Yes, Ivermectin is an antiparasitic drug that effectively kills the Sarcoptes scabiei mite, the organism responsible for the skin infestation known as scabies. Scabies is characterized by intense itching, especially at night, and a pimple-like rash caused by the mites burrowing into the top layer of the skin. Ivermectin is a broad-spectrum medication used to treat various parasitic conditions. While not always the first treatment option, it provides a systemic solution, working throughout the body to eliminate the mites.
Ivermectin’s Role in Scabies Treatment
Ivermectin is recognized as an effective treatment for scabies, often demonstrating similar efficacy rates to the first-line topical treatment, permethrin cream. Its primary advantage is that it is an oral tablet, offering a systemic treatment that is easier to administer than a full-body application of cream. This oral route is particularly useful when treating large-scale outbreaks in institutions, such as nursing homes or prisons, where ensuring proper topical application can be difficult.
The drug is often the preferred choice for more complex or severe infestations, notably crusted (or Norwegian) scabies. This severe form involves an extremely high mite burden and significant crusting of the skin, which can prevent topical creams from penetrating effectively. In these cases, oral Ivermectin is typically used in combination with a topical medication for a comprehensive approach. It is also commonly recommended when initial topical treatments have failed to clear the infestation.
How Ivermectin Targets the Scabies Mite
Ivermectin acts as a neurotoxin specifically targeting the nervous system of the Sarcoptes scabiei mite. The mechanism of action involves the drug binding with high affinity to specialized proteins in the mite’s nerve and muscle cells called glutamate-gated chloride channels (GluCl). These channels are unique to invertebrates, which explains the drug’s selective toxicity against the parasite.
When Ivermectin binds to these channels, it forces them to remain open, increasing the flow of chloride ions into the nerve cell. This influx of negative chloride ions causes the cell membrane to become hyperpolarized, inhibiting neural transmission. The result is the paralysis and eventual death of the mite. Ivermectin is not ovicidal, meaning it does not kill the mite eggs, which is a key factor influencing the required dosing schedule.
Treatment Regimen and Administration
The standard treatment protocol for scabies with Ivermectin involves a weight-based dosage of 200 micrograms per kilogram of body weight per dose. The drug is administered orally, and experts recommend taking it with food, as this increases its bioavailability and improves absorption. A single dose is not usually sufficient to eradicate the infestation completely.
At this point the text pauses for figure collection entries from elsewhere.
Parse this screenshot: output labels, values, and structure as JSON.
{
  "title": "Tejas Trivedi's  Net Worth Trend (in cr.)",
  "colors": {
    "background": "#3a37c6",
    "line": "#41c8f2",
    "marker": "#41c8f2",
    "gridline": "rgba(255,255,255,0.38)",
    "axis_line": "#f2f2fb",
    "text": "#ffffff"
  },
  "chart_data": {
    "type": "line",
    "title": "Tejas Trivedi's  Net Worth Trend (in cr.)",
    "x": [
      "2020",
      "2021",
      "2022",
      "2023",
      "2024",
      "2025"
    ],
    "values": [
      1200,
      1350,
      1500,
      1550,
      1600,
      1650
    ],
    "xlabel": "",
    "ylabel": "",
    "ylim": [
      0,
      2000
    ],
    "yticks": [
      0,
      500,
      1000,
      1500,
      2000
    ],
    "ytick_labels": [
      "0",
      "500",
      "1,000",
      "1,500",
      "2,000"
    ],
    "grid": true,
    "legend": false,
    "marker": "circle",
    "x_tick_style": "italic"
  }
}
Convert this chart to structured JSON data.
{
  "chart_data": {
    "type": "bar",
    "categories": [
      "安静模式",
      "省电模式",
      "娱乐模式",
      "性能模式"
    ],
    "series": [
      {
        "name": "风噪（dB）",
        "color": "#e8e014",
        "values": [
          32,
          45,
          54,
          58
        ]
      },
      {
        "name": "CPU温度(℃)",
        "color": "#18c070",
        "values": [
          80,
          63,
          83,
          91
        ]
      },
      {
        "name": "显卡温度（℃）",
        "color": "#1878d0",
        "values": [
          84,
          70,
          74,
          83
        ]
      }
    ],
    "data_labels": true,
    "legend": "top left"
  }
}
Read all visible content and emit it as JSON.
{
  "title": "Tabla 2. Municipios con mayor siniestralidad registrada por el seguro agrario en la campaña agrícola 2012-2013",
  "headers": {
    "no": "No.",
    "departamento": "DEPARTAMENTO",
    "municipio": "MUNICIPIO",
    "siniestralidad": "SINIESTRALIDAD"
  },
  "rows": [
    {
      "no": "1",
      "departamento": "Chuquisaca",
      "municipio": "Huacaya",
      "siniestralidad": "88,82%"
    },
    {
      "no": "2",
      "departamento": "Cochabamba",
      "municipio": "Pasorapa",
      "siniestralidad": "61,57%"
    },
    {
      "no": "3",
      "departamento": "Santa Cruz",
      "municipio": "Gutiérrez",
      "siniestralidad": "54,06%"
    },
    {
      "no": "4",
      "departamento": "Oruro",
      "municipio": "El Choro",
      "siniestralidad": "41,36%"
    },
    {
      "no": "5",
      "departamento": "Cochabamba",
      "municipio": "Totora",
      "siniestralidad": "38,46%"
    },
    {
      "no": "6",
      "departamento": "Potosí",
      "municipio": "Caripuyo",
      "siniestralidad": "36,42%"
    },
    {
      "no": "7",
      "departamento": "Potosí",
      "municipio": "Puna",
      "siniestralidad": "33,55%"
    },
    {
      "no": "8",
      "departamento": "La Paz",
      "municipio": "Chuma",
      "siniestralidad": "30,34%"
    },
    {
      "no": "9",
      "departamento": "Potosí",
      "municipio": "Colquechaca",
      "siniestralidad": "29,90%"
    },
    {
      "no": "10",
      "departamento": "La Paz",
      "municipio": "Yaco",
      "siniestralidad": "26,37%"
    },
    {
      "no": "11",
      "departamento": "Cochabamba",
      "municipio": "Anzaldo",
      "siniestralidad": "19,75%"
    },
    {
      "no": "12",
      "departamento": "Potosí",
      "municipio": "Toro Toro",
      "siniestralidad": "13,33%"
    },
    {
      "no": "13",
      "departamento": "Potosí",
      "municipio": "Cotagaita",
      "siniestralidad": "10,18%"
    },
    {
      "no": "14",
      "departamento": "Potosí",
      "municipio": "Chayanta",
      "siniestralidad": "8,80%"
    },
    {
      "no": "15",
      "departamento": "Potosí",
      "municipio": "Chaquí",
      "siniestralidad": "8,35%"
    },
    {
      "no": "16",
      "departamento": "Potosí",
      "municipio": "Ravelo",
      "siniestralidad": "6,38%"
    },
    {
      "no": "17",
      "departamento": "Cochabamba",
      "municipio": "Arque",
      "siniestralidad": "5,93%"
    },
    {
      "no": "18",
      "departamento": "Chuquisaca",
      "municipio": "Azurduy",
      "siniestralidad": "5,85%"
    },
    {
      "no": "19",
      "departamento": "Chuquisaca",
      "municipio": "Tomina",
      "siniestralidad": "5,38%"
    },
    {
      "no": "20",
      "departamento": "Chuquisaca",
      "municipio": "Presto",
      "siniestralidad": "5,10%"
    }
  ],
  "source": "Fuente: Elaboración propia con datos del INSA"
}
The necessity for a second dose stems from the fact that the drug does not kill the mite eggs, which hatch over the course of the following week or two. Therefore, the standard regimen calls for a second dose to be taken approximately 7 to 14 days after the first, ensuring that all newly hatched mites are killed before they can reproduce. For patients with crusted scabies, the parasite load is much higher, and treatment may require a more aggressive schedule, sometimes involving multiple doses over a period of weeks, always combined with topical agents.
Successful treatment includes adjunct measures to prevent reinfestation:
- All close physical and sexual contacts of the infested person should be treated simultaneously, even if they do not show symptoms.
- Clothing, bedding, and towels used in the three days prior to treatment must be washed in hot water (at least 60°C) and dried on a hot cycle.
- Items that cannot be washed can be sealed in plastic bags for several days to starve the mites.
Safety Profile and Contraindications
When used as prescribed for scabies, oral Ivermectin is generally well-tolerated, but patients may experience some transient side effects. Common adverse effects are usually mild and can include headache, dizziness, nausea, and diarrhea. Some patients may experience a temporary worsening of the itching or a mild rash, which is often attributed to the body’s reaction to the dying mites.
A healthcare professional must determine the appropriate dosage. It is not recommended for use in children who weigh less than 15 kilograms because safety and efficacy in this group have not been established. Warnings exist regarding its use in pregnant and breastfeeding women, as its safety in these populations remains undetermined. Patients with certain neurological conditions or those taking specific interacting medications should discuss these concerns with their prescriber before beginning treatment.